Structured Products News from SPA

Friday, May 2, 2008

Barclays: $4bn New SPs in $225bn Commodities Products (Bloomberg News)

By Saijel Kishan
May 2, 2008


Commodity assets under management expanded by a record in the first quarter to $225 billion as prices for energy, metals and agriculture increased to all-time highs, Barclays Capital said.

Assets climbed by $28 billion, almost three times the gain in the same year-earlier period, the bank said in a report e-mailed late yesterday. Rising prices accounted for about half of the growth, it said. The figures exclude hedge funds' direct holdings in futures markets.

``The investment community as a whole is still underinvested in commodities,'' Kevin Norrish, analyst at Barclays Capital, the securities unit of London-based Barclays Plc, said by telephone.
Pension funds and other money mangers boosted holdings of commodities as the asset class outperformed stocks and bonds, and the dollar fell to a record low against the euro. Prices for oil, wheat and gold climbed to all-time highs this year.

The Astmax Commodity Index, the best-performing commodity index of those tracked by Bloomberg, climbed 14 percent in the first quarter, while the Standard & Poor's 500 Index of stocks declined 9.9 percent. U.S. Treasuries have returned investors 2.6 percent in the period, according to Merrill Lynch & Co. indexes.

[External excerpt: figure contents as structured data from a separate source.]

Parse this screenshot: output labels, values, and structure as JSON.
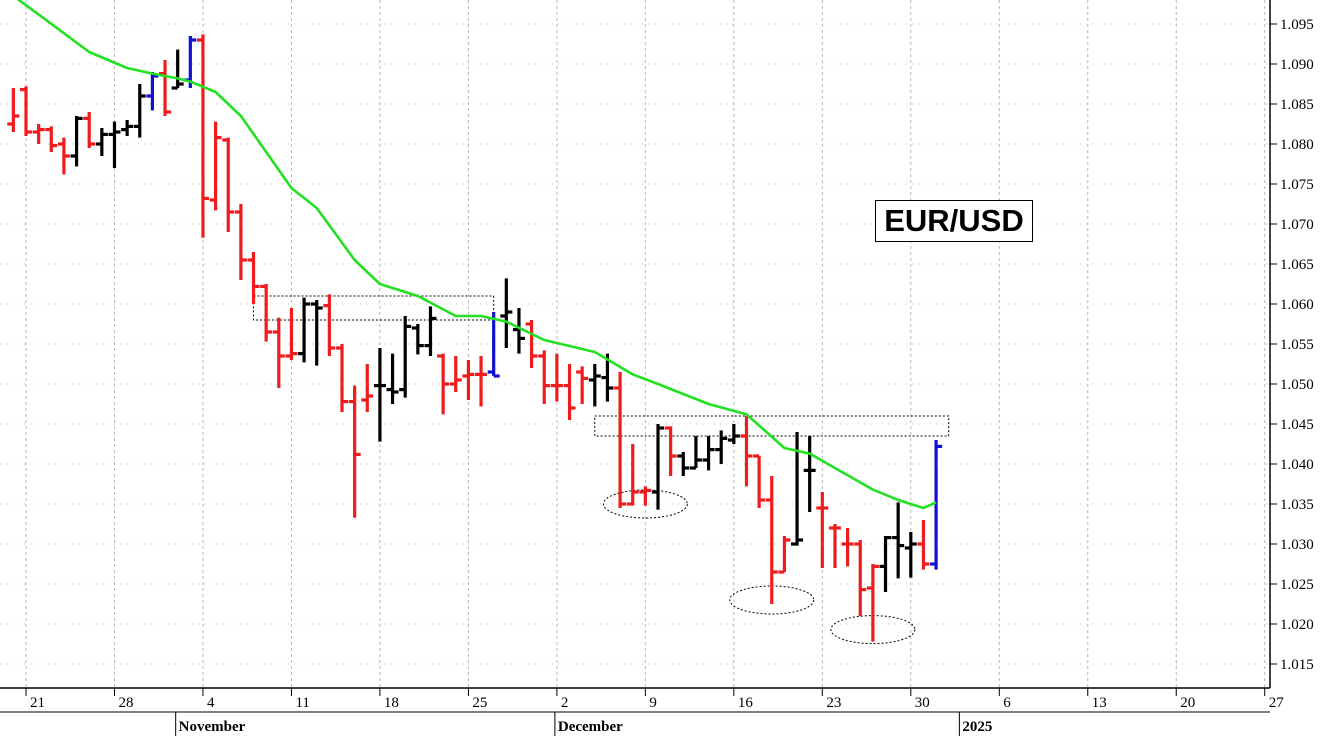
{
  "chart_data": {
    "type": "ohlc",
    "title": "EUR/USD",
    "ylim": [
      1.012,
      1.098
    ],
    "y_ticks": [
      1.015,
      1.02,
      1.025,
      1.03,
      1.035,
      1.04,
      1.045,
      1.05,
      1.055,
      1.06,
      1.065,
      1.07,
      1.075,
      1.08,
      1.085,
      1.09,
      1.095
    ],
    "y_tick_labels": [
      "1.015",
      "1.020",
      "1.025",
      "1.030",
      "1.035",
      "1.040",
      "1.045",
      "1.050",
      "1.055",
      "1.060",
      "1.065",
      "1.070",
      "1.075",
      "1.080",
      "1.085",
      "1.090",
      "1.095"
    ],
    "x_ticks": [
      {
        "day": 0,
        "label": "21"
      },
      {
        "day": 7,
        "label": "28"
      },
      {
        "day": 14,
        "label": "4"
      },
      {
        "day": 21,
        "label": "11"
      },
      {
        "day": 28,
        "label": "18"
      },
      {
        "day": 35,
        "label": "25"
      },
      {
        "day": 42,
        "label": "2"
      },
      {
        "day": 49,
        "label": "9"
      },
      {
        "day": 56,
        "label": "16"
      },
      {
        "day": 63,
        "label": "23"
      },
      {
        "day": 70,
        "label": "30"
      },
      {
        "day": 77,
        "label": "6"
      },
      {
        "day": 84,
        "label": "13"
      },
      {
        "day": 91,
        "label": "20"
      },
      {
        "day": 98,
        "label": "27"
      }
    ],
    "months": [
      {
        "day": 12,
        "label": "November"
      },
      {
        "day": 42,
        "label": "December"
      },
      {
        "day": 74,
        "label": "2025"
      }
    ],
    "colors": {
      "up": "#000000",
      "down": "#ee1c1c",
      "outside": "#1010d0",
      "ma": "#22e022",
      "grid": "#b8b8b8"
    },
    "bars": [
      {
        "day": -1,
        "o": 1.0825,
        "h": 1.087,
        "l": 1.0815,
        "c": 1.0835,
        "color": "down"
      },
      {
        "day": 0,
        "o": 1.0868,
        "h": 1.0872,
        "l": 1.081,
        "c": 1.0815,
        "color": "down"
      },
      {
        "day": 1,
        "o": 1.0815,
        "h": 1.0825,
        "l": 1.08,
        "c": 1.0818,
        "color": "down"
      },
      {
        "day": 2,
        "o": 1.0818,
        "h": 1.0822,
        "l": 1.079,
        "c": 1.0798,
        "color": "down"
      },
      {
        "day": 3,
        "o": 1.08,
        "h": 1.0808,
        "l": 1.0762,
        "c": 1.0785,
        "color": "down"
      },
      {
        "day": 4,
        "o": 1.0785,
        "h": 1.0835,
        "l": 1.0772,
        "c": 1.0832,
        "color": "up"
      },
      {
        "day": 5,
        "o": 1.0832,
        "h": 1.084,
        "l": 1.0795,
        "c": 1.08,
        "color": "down"
      },
      {
        "day": 6,
        "o": 1.08,
        "h": 1.082,
        "l": 1.0785,
        "c": 1.0812,
        "color": "up"
      },
      {
        "day": 7,
        "o": 1.0812,
        "h": 1.0828,
        "l": 1.077,
        "c": 1.0815,
        "color": "up"
      },
      {
        "day": 8,
        "o": 1.0818,
        "h": 1.083,
        "l": 1.081,
        "c": 1.0822,
        "color": "up"
      },
      {
        "day": 9,
        "o": 1.0822,
        "h": 1.0875,
        "l": 1.0808,
        "c": 1.086,
        "color": "up"
      },
      {
        "day": 10,
        "o": 1.086,
        "h": 1.089,
        "l": 1.0842,
        "c": 1.0885,
        "color": "outside"
      },
      {
        "day": 11,
        "o": 1.0888,
        "h": 1.0905,
        "l": 1.0835,
        "c": 1.084,
        "color": "down"
      },
      {
        "day": 12,
        "o": 1.087,
        "h": 1.0918,
        "l": 1.087,
        "c": 1.0875,
        "color": "up"
      },
      {
        "day": 13,
        "o": 1.088,
        "h": 1.0935,
        "l": 1.087,
        "c": 1.093,
        "color": "outside"
      },
      {
        "day": 14,
        "o": 1.093,
        "h": 1.0937,
        "l": 1.0683,
        "c": 1.0732,
        "color": "down"
      },
      {
        "day": 15,
        "o": 1.073,
        "h": 1.0828,
        "l": 1.0717,
        "c": 1.0808,
        "color": "down"
      },
      {
        "day": 16,
        "o": 1.0805,
        "h": 1.0808,
        "l": 1.069,
        "c": 1.0715,
        "color": "down"
      },
      {
        "day": 17,
        "o": 1.0715,
        "h": 1.0725,
        "l": 1.063,
        "c": 1.0655,
        "color": "down"
      },
      {
        "day": 18,
        "o": 1.0655,
        "h": 1.0665,
        "l": 1.06,
        "c": 1.0622,
        "color": "down"
      },
      {
        "day": 19,
        "o": 1.0622,
        "h": 1.0625,
        "l": 1.0553,
        "c": 1.0565,
        "color": "down"
      },
      {
        "day": 20,
        "o": 1.0565,
        "h": 1.0583,
        "l": 1.0495,
        "c": 1.0535,
        "color": "down"
      },
      {
        "day": 21,
        "o": 1.0535,
        "h": 1.0595,
        "l": 1.053,
        "c": 1.0538,
        "color": "down"
      },
      {
        "day": 22,
        "o": 1.0538,
        "h": 1.0608,
        "l": 1.0527,
        "c": 1.06,
        "color": "up"
      },
      {
        "day": 23,
        "o": 1.06,
        "h": 1.0605,
        "l": 1.0523,
        "c": 1.0595,
        "color": "up"
      },
      {
        "day": 24,
        "o": 1.0598,
        "h": 1.0612,
        "l": 1.0535,
        "c": 1.0545,
        "color": "down"
      },
      {
        "day": 25,
        "o": 1.0545,
        "h": 1.055,
        "l": 1.0465,
        "c": 1.0478,
        "color": "down"
      },
      {
        "day": 26,
        "o": 1.0478,
        "h": 1.0498,
        "l": 1.0333,
        "c": 1.0412,
        "color": "down"
      },
      {
        "day": 27,
        "o": 1.048,
        "h": 1.0525,
        "l": 1.0465,
        "c": 1.0485,
        "color": "down"
      },
      {
        "day": 28,
        "o": 1.0498,
        "h": 1.0545,
        "l": 1.0428,
        "c": 1.0498,
        "color": "up"
      },
      {
        "day": 29,
        "o": 1.0493,
        "h": 1.0538,
        "l": 1.0475,
        "c": 1.049,
        "color": "up"
      },
      {
        "day": 30,
        "o": 1.0493,
        "h": 1.0585,
        "l": 1.0483,
        "c": 1.0572,
        "color": "up"
      },
      {
        "day": 31,
        "o": 1.057,
        "h": 1.0575,
        "l": 1.0537,
        "c": 1.0548,
        "color": "up"
      },
      {
        "day": 32,
        "o": 1.0548,
        "h": 1.0597,
        "l": 1.0535,
        "c": 1.0582,
        "color": "up"
      },
      {
        "day": 33,
        "o": 1.0535,
        "h": 1.0538,
        "l": 1.0462,
        "c": 1.05,
        "color": "down"
      },
      {
        "day": 34,
        "o": 1.05,
        "h": 1.0535,
        "l": 1.049,
        "c": 1.0505,
        "color": "down"
      },
      {
        "day": 35,
        "o": 1.051,
        "h": 1.053,
        "l": 1.048,
        "c": 1.0512,
        "color": "down"
      },
      {
        "day": 36,
        "o": 1.0512,
        "h": 1.0535,
        "l": 1.0472,
        "c": 1.0512,
        "color": "down"
      },
      {
        "day": 37,
        "o": 1.0515,
        "h": 1.059,
        "l": 1.051,
        "c": 1.051,
        "color": "outside"
      },
      {
        "day": 38,
        "o": 1.0585,
        "h": 1.0632,
        "l": 1.0545,
        "c": 1.059,
        "color": "up"
      },
      {
        "day": 39,
        "o": 1.0568,
        "h": 1.0595,
        "l": 1.0538,
        "c": 1.0557,
        "color": "up"
      },
      {
        "day": 40,
        "o": 1.0575,
        "h": 1.058,
        "l": 1.052,
        "c": 1.0535,
        "color": "down"
      },
      {
        "day": 41,
        "o": 1.0535,
        "h": 1.0542,
        "l": 1.0475,
        "c": 1.0498,
        "color": "down"
      },
      {
        "day": 42,
        "o": 1.0498,
        "h": 1.0538,
        "l": 1.0478,
        "c": 1.0498,
        "color": "down"
      },
      {
        "day": 43,
        "o": 1.0498,
        "h": 1.0525,
        "l": 1.0455,
        "c": 1.047,
        "color": "down"
      },
      {
        "day": 44,
        "o": 1.0515,
        "h": 1.0522,
        "l": 1.0475,
        "c": 1.0507,
        "color": "down"
      },
      {
        "day": 45,
        "o": 1.0505,
        "h": 1.0525,
        "l": 1.0472,
        "c": 1.051,
        "color": "up"
      },
      {
        "day": 46,
        "o": 1.0508,
        "h": 1.0538,
        "l": 1.0478,
        "c": 1.0495,
        "color": "up"
      },
      {
        "day": 47,
        "o": 1.0495,
        "h": 1.0515,
        "l": 1.0345,
        "c": 1.035,
        "color": "down"
      },
      {
        "day": 48,
        "o": 1.035,
        "h": 1.0425,
        "l": 1.0348,
        "c": 1.0365,
        "color": "down"
      },
      {
        "day": 49,
        "o": 1.0365,
        "h": 1.0372,
        "l": 1.0348,
        "c": 1.0367,
        "color": "down"
      },
      {
        "day": 50,
        "o": 1.0365,
        "h": 1.045,
        "l": 1.0343,
        "c": 1.0445,
        "color": "up"
      },
      {
        "day": 51,
        "o": 1.0445,
        "h": 1.0447,
        "l": 1.0385,
        "c": 1.041,
        "color": "down"
      },
      {
        "day": 52,
        "o": 1.041,
        "h": 1.0415,
        "l": 1.0385,
        "c": 1.0395,
        "color": "up"
      },
      {
        "day": 53,
        "o": 1.0395,
        "h": 1.0435,
        "l": 1.0395,
        "c": 1.0405,
        "color": "up"
      },
      {
        "day": 54,
        "o": 1.0405,
        "h": 1.0435,
        "l": 1.0392,
        "c": 1.0418,
        "color": "up"
      },
      {
        "day": 55,
        "o": 1.0418,
        "h": 1.0442,
        "l": 1.04,
        "c": 1.0432,
        "color": "up"
      },
      {
        "day": 56,
        "o": 1.043,
        "h": 1.045,
        "l": 1.0425,
        "c": 1.0435,
        "color": "up"
      },
      {
        "day": 57,
        "o": 1.0435,
        "h": 1.046,
        "l": 1.0372,
        "c": 1.041,
        "color": "down"
      },
      {
        "day": 58,
        "o": 1.041,
        "h": 1.041,
        "l": 1.0345,
        "c": 1.0355,
        "color": "down"
      },
      {
        "day": 59,
        "o": 1.0355,
        "h": 1.0385,
        "l": 1.0225,
        "c": 1.0265,
        "color": "down"
      },
      {
        "day": 60,
        "o": 1.0265,
        "h": 1.031,
        "l": 1.0265,
        "c": 1.0305,
        "color": "down"
      },
      {
        "day": 61,
        "o": 1.03,
        "h": 1.044,
        "l": 1.0298,
        "c": 1.0305,
        "color": "up"
      },
      {
        "day": 62,
        "o": 1.0392,
        "h": 1.0435,
        "l": 1.034,
        "c": 1.0392,
        "color": "up"
      },
      {
        "day": 63,
        "o": 1.0345,
        "h": 1.0365,
        "l": 1.027,
        "c": 1.0345,
        "color": "down"
      },
      {
        "day": 64,
        "o": 1.032,
        "h": 1.0325,
        "l": 1.027,
        "c": 1.032,
        "color": "down"
      },
      {
        "day": 65,
        "o": 1.03,
        "h": 1.032,
        "l": 1.0272,
        "c": 1.03,
        "color": "down"
      },
      {
        "day": 66,
        "o": 1.03,
        "h": 1.0305,
        "l": 1.021,
        "c": 1.0243,
        "color": "down"
      },
      {
        "day": 67,
        "o": 1.0245,
        "h": 1.0275,
        "l": 1.0178,
        "c": 1.0272,
        "color": "down"
      },
      {
        "day": 68,
        "o": 1.0272,
        "h": 1.031,
        "l": 1.024,
        "c": 1.0308,
        "color": "up"
      },
      {
        "day": 69,
        "o": 1.0308,
        "h": 1.0352,
        "l": 1.0257,
        "c": 1.0298,
        "color": "up"
      },
      {
        "day": 70,
        "o": 1.0295,
        "h": 1.0315,
        "l": 1.0258,
        "c": 1.03,
        "color": "up"
      },
      {
        "day": 71,
        "o": 1.03,
        "h": 1.033,
        "l": 1.0268,
        "c": 1.0275,
        "color": "down"
      },
      {
        "day": 72,
        "o": 1.0275,
        "h": 1.043,
        "l": 1.0268,
        "c": 1.0422,
        "color": "outside"
      }
    ],
    "moving_average": [
      {
        "day": -1,
        "v": 1.0985
      },
      {
        "day": 1,
        "v": 1.0962
      },
      {
        "day": 5,
        "v": 1.0915
      },
      {
        "day": 8,
        "v": 1.0895
      },
      {
        "day": 10,
        "v": 1.0888
      },
      {
        "day": 12,
        "v": 1.0882
      },
      {
        "day": 13,
        "v": 1.0878
      },
      {
        "day": 15,
        "v": 1.0865
      },
      {
        "day": 17,
        "v": 1.0835
      },
      {
        "day": 19,
        "v": 1.079
      },
      {
        "day": 21,
        "v": 1.0745
      },
      {
        "day": 23,
        "v": 1.072
      },
      {
        "day": 26,
        "v": 1.0655
      },
      {
        "day": 28,
        "v": 1.0625
      },
      {
        "day": 31,
        "v": 1.061
      },
      {
        "day": 34,
        "v": 1.0585
      },
      {
        "day": 36,
        "v": 1.0585
      },
      {
        "day": 38,
        "v": 1.0578
      },
      {
        "day": 41,
        "v": 1.0555
      },
      {
        "day": 45,
        "v": 1.054
      },
      {
        "day": 48,
        "v": 1.0512
      },
      {
        "day": 50,
        "v": 1.05
      },
      {
        "day": 54,
        "v": 1.0475
      },
      {
        "day": 57,
        "v": 1.0462
      },
      {
        "day": 60,
        "v": 1.042
      },
      {
        "day": 62,
        "v": 1.0413
      },
      {
        "day": 67,
        "v": 1.0368
      },
      {
        "day": 69,
        "v": 1.0355
      },
      {
        "day": 71,
        "v": 1.0345
      },
      {
        "day": 72,
        "v": 1.0352
      }
    ],
    "resistance_boxes": [
      {
        "day_start": 18,
        "day_end": 37,
        "low": 1.058,
        "high": 1.061
      },
      {
        "day_start": 45,
        "day_end": 73,
        "low": 1.0435,
        "high": 1.046
      }
    ],
    "low_ellipses": [
      {
        "day": 49,
        "price": 1.035
      },
      {
        "day": 59,
        "price": 1.023
      },
      {
        "day": 67,
        "price": 1.0193
      }
    ]
  }
}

Investments in funds tracking commodity indexes rose by $14 billion to $139 billion, while holdings in exchange-traded commodity products grew by almost $7 billion to $45.8 billion, Barclays said. . . . More than $4 billion was invested in so-called structured products linked to commodities, the bank said. Such products are tailor-made securities designed for clients when standardized contracts and indexes won't fulfill their needs, or when investors are restricted from using derivatives to gain access to a particular asset class.